Momen Apresiasi untuk Prajurit TNI
Dalam kunjungan itu, Dedie Rachim berdialog langsung dengan sejumlah personel TNI yang pernah atau tengah bersiap untuk bertugas di medan misi perdamaian. Ia menekankan pentingnya peran prajurit Indonesia dalam menjaga stabilitas global di bawah bendera PBB.
“Kami hadir untuk memberikan dukungan moral. Tugas mereka sangat berat, tapi membawa nama harum bangsa,” ujar Dedie dalam keterangan yang diterima redaksi.
Apa Itu PMPP TNI dan Perannya?
PMPP TNI merupakan lembaga pendidikan dan pelatihan di bawah Markas Besar TNI yang khusus menyiapkan personel untuk misi pemeliharaan perdamaian PBB. Lembaga ini berlokasi di Sentul dan menjadi pusat pelatihan standar PBB bagi prajurit dari berbagai matra.

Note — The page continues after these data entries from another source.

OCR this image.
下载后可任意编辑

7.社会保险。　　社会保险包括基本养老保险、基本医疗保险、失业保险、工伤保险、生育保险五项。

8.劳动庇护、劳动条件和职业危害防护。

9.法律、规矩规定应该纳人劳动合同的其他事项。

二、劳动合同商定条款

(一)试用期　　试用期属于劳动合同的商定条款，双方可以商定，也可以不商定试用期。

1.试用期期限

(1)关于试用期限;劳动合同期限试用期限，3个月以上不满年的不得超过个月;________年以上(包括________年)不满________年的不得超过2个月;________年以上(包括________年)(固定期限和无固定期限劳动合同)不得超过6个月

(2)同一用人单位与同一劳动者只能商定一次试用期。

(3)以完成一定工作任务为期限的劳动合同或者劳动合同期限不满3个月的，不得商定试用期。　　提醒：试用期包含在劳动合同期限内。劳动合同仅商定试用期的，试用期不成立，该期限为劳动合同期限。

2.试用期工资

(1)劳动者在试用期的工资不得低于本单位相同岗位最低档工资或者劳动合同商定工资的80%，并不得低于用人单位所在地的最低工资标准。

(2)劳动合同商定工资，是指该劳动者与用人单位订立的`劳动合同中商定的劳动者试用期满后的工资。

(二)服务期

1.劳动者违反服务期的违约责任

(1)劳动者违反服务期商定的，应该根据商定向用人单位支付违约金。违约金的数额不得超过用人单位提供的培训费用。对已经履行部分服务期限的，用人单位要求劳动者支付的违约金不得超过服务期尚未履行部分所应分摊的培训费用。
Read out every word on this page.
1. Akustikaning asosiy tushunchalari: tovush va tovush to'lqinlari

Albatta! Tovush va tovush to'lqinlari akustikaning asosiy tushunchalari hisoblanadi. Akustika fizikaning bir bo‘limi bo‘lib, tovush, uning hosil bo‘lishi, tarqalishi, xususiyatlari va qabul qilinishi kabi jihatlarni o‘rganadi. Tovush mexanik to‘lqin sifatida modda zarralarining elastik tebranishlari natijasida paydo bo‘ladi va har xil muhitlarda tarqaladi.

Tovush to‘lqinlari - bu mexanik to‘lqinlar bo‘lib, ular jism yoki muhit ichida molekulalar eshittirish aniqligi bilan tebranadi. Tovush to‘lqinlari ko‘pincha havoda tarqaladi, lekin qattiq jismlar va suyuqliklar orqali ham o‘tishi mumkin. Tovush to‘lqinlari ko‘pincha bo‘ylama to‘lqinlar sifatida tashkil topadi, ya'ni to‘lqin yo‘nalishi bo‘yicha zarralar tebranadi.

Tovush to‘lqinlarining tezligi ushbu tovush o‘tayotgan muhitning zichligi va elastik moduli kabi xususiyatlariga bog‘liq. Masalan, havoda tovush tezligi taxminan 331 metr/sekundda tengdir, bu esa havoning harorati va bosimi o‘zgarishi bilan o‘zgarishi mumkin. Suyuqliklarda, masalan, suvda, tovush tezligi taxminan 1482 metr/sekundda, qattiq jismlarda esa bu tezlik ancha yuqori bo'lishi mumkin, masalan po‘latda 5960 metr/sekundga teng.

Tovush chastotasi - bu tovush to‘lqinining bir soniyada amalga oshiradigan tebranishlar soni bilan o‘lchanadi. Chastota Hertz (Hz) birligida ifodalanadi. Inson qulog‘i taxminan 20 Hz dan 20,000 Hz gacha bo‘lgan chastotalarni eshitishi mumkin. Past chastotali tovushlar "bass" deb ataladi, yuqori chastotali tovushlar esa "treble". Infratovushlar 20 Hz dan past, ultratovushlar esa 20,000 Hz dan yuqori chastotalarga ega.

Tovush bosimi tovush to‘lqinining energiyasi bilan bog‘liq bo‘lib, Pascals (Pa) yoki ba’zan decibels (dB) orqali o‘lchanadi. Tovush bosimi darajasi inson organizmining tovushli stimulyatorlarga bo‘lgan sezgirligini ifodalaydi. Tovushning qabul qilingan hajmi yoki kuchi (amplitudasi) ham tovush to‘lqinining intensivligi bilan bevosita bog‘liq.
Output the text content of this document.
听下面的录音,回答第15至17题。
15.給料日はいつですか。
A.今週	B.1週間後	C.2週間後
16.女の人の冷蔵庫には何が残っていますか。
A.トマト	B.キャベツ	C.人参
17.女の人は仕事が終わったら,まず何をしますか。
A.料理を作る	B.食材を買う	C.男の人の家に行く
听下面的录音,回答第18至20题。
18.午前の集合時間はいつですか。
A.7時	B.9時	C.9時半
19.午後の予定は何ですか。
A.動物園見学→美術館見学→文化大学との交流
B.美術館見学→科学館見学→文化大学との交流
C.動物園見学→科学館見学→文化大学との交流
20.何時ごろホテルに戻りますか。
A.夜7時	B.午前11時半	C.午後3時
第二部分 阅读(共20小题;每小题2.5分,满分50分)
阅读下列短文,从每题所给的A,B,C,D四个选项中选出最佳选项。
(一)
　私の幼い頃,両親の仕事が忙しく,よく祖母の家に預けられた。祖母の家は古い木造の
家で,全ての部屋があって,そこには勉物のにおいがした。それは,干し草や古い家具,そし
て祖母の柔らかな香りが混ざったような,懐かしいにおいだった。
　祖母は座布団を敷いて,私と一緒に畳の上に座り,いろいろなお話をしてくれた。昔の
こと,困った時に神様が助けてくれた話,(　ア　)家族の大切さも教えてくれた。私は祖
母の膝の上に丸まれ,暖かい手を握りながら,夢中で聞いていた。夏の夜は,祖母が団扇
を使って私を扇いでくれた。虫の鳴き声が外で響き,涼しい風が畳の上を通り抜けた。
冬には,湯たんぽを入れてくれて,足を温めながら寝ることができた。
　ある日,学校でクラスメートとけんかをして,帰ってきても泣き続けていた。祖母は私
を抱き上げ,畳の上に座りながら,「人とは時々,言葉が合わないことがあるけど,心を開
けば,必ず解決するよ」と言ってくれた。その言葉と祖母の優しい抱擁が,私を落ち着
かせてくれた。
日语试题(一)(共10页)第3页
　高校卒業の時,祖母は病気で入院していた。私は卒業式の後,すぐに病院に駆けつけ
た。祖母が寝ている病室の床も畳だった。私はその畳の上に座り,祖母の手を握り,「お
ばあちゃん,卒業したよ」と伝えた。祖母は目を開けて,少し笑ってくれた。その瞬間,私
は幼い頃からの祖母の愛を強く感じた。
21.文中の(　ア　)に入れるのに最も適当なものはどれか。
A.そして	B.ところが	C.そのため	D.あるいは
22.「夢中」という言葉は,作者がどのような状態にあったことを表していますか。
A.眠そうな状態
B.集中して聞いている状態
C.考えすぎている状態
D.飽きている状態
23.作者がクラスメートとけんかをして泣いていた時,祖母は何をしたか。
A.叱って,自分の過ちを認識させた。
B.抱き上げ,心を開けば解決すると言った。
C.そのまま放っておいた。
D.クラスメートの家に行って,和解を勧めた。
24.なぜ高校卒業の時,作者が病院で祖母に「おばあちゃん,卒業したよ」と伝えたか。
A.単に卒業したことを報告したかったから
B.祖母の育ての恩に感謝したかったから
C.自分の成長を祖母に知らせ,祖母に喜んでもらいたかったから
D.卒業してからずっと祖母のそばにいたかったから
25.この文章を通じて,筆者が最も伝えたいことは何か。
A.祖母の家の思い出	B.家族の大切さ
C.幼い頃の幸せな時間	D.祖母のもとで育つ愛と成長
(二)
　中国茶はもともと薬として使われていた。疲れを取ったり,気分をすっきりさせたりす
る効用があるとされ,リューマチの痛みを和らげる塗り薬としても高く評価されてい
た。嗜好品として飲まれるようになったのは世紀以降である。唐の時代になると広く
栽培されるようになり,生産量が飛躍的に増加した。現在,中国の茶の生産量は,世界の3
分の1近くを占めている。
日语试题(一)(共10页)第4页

Sejak didirikan, PMPP TNI telah melatih ribuan personel yang dikirim ke berbagai zona konflik dunia, seperti Lebanon, Kongo, dan Sudan. Kunjungan kepala daerah ke pusat pelatihan ini tergolong langka dan menjadi sinyal dukungan moral dari pemerintah daerah.
Sinergi Pemkot Bogor dan TNI ke Depan
Dedie Rachim menyebutkan bahwa kunjungan ini bukan sekadar seremoni. Pemerintah Kota Bogor berencana menjajaki kerja sama lebih erat dengan PMPP TNI, terutama dalam program pelatihan kebencanaan dan penanganan krisis di tingkat kota.
“Kami ingin ilmu dan pengalaman dari prajurit yang bertugas di medan konflik bisa diterapkan di Bogor, misalnya untuk penanganan bencana atau situasi darurat lainnya,” tambah Dedie.
Hari Penjaga Perdamaian PBB sendiri diperingati secara global setiap tahun untuk menghormati lebih dari 4.000 personel penjaga perdamaian yang gugur sejak 1948. Indonesia konsisten menjadi salah satu kontributor terbesar personel perempuan dalam misi PBB.